Der Feldmauser
In den fünfziger Jahren des letzten Jahrhunderts zahlte meine Wohngemeinde Nussbaumen den Mäusefängern für eine Feldmaus (Springer) 20 oder 30 Rappen, für die größere Wühlmaus (Nüeler) 40 Rappen und die Schermaus 50 Rappen. Kein Wunder also, dass wir Buben in der Ferien- oder Freizeit den Nagern nachstellten und mit Fallen einfingen. Ein Bauer auf dem Tromsberg nahm die toten Mäuse entgegen, führte für die Gemeinde Buch und entsorgte die Kadaver im Güllen Loch.
In den Sommer- und Herbstferien war ich oft in der Früh mit circa 30 Fallen unterwegs. Taufrisch lagen die grünen Wiesen und braunen Äcker des Siggenthaler Feldes vor mir. Feldwege unterteilten die Weite in rechteckige Fluren, die in der Ferne im Morgendunst verschwanden. Ein Bauer schnitt in der Nähe Gras. Weiter hinten stritten sich Lachmöwen und Krähen auf einem frisch gepflügten Acker um kleine Beuten. Eine wohltuende Stille lag über dem Land, die manchmal nur vom Gesang der Feldlerchen, die sich im Singflug in die Höhe schraubten, unterbrochen wurde.
Ich prüfte die Wiesen vor mir auf ihre Farben- und Grasstrukturen und erkannte dann auf Grund meiner Erfahrung oft, wo sich größere Ansiedlungen befanden. Dort suchte ich in den oberirdischen Ein- und Laufgängen des komplexen Baus nach Kot, frischen Fraß Stellen oder feiner Erde.
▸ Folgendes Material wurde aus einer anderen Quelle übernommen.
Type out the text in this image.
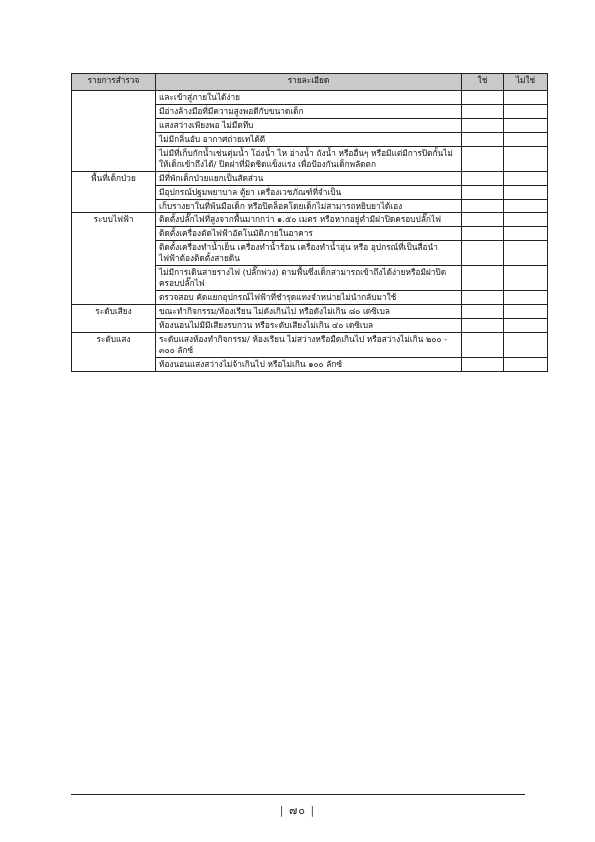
รายการสำรวจ	รายละเอียด	ใช่	ไม่ใช่
	และเข้าสู่ภายในได้ง่าย		
	มีอ่างล้างมือที่มีความสูงพอดีกับขนาดเด็ก		
	แสงสว่างเพียงพอ ไม่มืดทึบ		
	ไม่มีกลิ่นอับ อากาศถ่ายเทได้ดี		
	ไม่มีที่เก็บกักน้ำเช่นตุ่มน้ำ โอ่งน้ำ ไห อ่างน้ำ ถังน้ำ หรืออื่นๆ หรือมีแต่มีการปิดกั้นไม่ให้เด็กเข้าถึงได้/ ปิดฝาที่มิดชิดแข็งแรง เพื่อป้องกันเด็กพลัดตก		
พื้นที่เด็กป่วย	มีที่พักเด็กป่วยแยกเป็นสัดส่วน		
	มีอุปกรณ์ปฐมพยาบาล ตู้ยา เครื่องเวชภัณฑ์ที่จำเป็น		
	เก็บรางยาในที่พ้นมือเด็ก หรือปิดล็อคโดยเด็กไม่สามารถหยิบยาได้เอง		
ระบบไฟฟ้า	ติดตั้งปลั๊กไฟที่สูงจากพื้นมากกว่า ๑.๕๐ เมตร หรือหากอยู่ต่ำมีฝาปิดครอบปลั๊กไฟ		
	ติดตั้งเครื่องตัดไฟฟ้าอัตโนมัติภายในอาคาร		
	ติดตั้งเครื่องทำน้ำเย็น เครื่องทำน้ำร้อน เครื่องทำน้ำอุ่น หรือ อุปกรณ์ที่เป็นสื่อนำไฟฟ้าต้องติดตั้งสายดิน		
	ไม่มีการเดินสายรางไฟ (ปลั๊กพ่วง) ตามพื้นซึ่งเด็กสามารถเข้าถึงได้ง่ายหรือมีฝาปิดครอบปลั๊กไฟ		
	ตรวจสอบ คัดแยกอุปกรณ์ไฟฟ้าที่ชำรุดแทงจำหน่ายไม่นำกลับมาใช้		
ระดับเสียง	ขณะทำกิจกรรม/ห้องเรียน ไม่ดังเกินไป หรือดังไม่เกิน ๘๐ เดซิเบล		
	ห้องนอนไม่มีมีเสียงรบกวน หรือระดับเสียงไม่เกิน ๔๐ เดซิเบล		
ระดับแสง	ระดับแสงห้องทำกิจกรรม/ ห้องเรียน ไม่สว่างหรือมืดเกินไป หรือสว่างไม่เกิน ๒๐๐ - ๓๐๐ ลักซ์		
	ห้องนอนแสงสว่างไม่จ้าเกินไป หรือไม่เกิน ๑๐๐ ลักซ์		
| ๗๐ |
Fand ich etwas, wusste ich, dass der Bau von vielen Nagern bewohnt ist und es sich lohnt, hier Fallen zu stellen. Dafür brauchte ich einige Stunden und hörte, bevor ich fertig war, an etlichen Orten Fallen wieder zuschnappen. Das hieß dann nachschauen, die tote Maus herausnehmen und die Falle neu schärfen. Die Zeit verging dabei im Nu und ich konnte an guten Tagen bis gegen 40 Springer fangen und in meiner braunen Ledertasche mitnehmen.
Manchmal war ich nur kurz beim Mausen und steckte dann halt einen Fang in den Hosensack. Vergaß ich einmal den Sack zu leeren, war meine Mutter die große Leidtragende. Sie weichte jeweils am Vorabend ihres Waschtages die Wäsche im Trog mit einem Waschmittel ein. Einmal fand sie am Waschtagmorgen eine tote Maus, die an der Wasseroberfläche des Troges schwamm. Zum Glück war meine pragmatische Mutter nie nachtragend.
Einmal fing ich in einem Jahr die meisten Nager und wurde Mauserkönig von Nussbaumen und Kirchdorf. Mit dem Geld kaufte ich mir u.a. ein Velo und lud die Kollegen zum Patisserie-Essen vor der Dorfbäckerei ein.
Text: Ernst Blumenstein
PS: Ich bin für einige Zeit abwesend, besitze bewusst kein Smartphone und kann auf allfällige Anmerkungen nicht antworten.